We used Google Cloud Dataflow to ingest raw, touch-by-touch gameplay day from Opta for thousands of soccer matches. This data goes back to the 2006 World Cup, three years of English Barclays Premier League, two seasons of Spanish La Liga, and two seasons of U.S. MLS. We then polished the raw data into predictive statistics using Google BigQuery.
Our prediction for the final
It’s a narrow call, but Germany has the edge: our model gives them a 55% chance of defeating Argentina due to a number of factors. Thus far in the tournament, they’ve had better passing in the attacking half of their field, a higher number of shots (64 vs. 61) and a higher number of goals scored (17 vs. 8).
But, 55% is only a small edge. And, although we’ve been trumpeting our 13 of 14 record, picking winners isn’t exactly the same as predicting outcomes. If you’d asked us which scenario was more likely, a 7 to 1 win for Germany against Brazil or a 0 to 1 defeat of Germany by Brazil, we wouldn’t have gotten that one quite right.
(Oh, and we think Brazil has a tiny advantage in the third place game. They may have had a disappointing defeat on Tuesday, but the numbers still look good.)
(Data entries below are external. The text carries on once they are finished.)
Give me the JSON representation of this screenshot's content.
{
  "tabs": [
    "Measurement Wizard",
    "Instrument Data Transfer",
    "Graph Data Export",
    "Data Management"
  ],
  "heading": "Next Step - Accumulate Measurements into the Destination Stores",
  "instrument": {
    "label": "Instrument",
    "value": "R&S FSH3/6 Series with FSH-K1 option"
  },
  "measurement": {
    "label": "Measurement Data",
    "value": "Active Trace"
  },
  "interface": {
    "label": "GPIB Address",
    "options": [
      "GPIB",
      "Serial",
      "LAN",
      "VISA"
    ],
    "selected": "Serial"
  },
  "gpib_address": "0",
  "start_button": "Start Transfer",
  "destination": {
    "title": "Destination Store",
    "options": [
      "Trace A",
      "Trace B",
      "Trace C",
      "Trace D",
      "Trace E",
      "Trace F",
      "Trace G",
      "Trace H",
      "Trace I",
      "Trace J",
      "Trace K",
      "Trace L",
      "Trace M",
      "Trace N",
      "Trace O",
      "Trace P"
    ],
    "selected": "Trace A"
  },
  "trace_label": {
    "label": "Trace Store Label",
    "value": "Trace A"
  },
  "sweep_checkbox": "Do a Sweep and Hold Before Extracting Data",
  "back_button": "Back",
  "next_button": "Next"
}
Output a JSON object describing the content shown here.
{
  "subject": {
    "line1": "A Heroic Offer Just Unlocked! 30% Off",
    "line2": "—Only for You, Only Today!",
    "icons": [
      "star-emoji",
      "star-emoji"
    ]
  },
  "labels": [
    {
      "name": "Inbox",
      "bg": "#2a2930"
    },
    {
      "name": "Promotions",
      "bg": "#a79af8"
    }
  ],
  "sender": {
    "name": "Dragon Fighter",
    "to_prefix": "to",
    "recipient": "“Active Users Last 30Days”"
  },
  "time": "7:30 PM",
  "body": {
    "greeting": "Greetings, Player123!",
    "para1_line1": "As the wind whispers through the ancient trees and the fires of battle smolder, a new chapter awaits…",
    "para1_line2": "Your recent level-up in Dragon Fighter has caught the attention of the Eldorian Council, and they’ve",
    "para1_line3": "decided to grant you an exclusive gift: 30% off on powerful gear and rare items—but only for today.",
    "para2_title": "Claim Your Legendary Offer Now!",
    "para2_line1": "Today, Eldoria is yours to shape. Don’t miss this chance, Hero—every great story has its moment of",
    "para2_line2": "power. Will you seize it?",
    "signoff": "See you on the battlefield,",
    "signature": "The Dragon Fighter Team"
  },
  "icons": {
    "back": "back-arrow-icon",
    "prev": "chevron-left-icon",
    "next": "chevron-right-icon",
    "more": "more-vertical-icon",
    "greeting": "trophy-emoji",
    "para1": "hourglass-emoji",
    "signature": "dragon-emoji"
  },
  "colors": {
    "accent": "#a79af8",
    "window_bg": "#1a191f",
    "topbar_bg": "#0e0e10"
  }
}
But don’t take our word for it…
Now it’s your turn to take a stab at predicting. We have provided an IPython notebook that shows exactly how we built our model and used it to predict matches. We had to aggregate the data that we used, so you can’t compute additional statistics from the raw data. However, for the real data geeks, you could try to see how well neural networks can predict the same data or try advanced techniques like principal components analysis. Alternatively, you can try adding your own features like player salaries or team travel distance. We’ve only scratched the surface, and there are lots of other approaches you can take.
You might also try simulating how the USA would have done if they had beat Belgium. Or how Germany in 2014 would fare against the unstoppable Spanish team of 2010. Or you could figure out whether the USA team is getting better by simulating the 2006 team against the 2010 and 2014 teams.
Here’s how you can do it
We’ve put everything on GitHub. You’ll find the IPython notebook containing all of the code (using pandas and statsmodels) to build the same machine learning models that we’ve used to predict the games so far. We’ve packaged it all up in a Docker container so that you can run your own Google Compute Engine instance to crunch the data. For the most up-to-date step-by-step instructions, check out the readme on GitHub.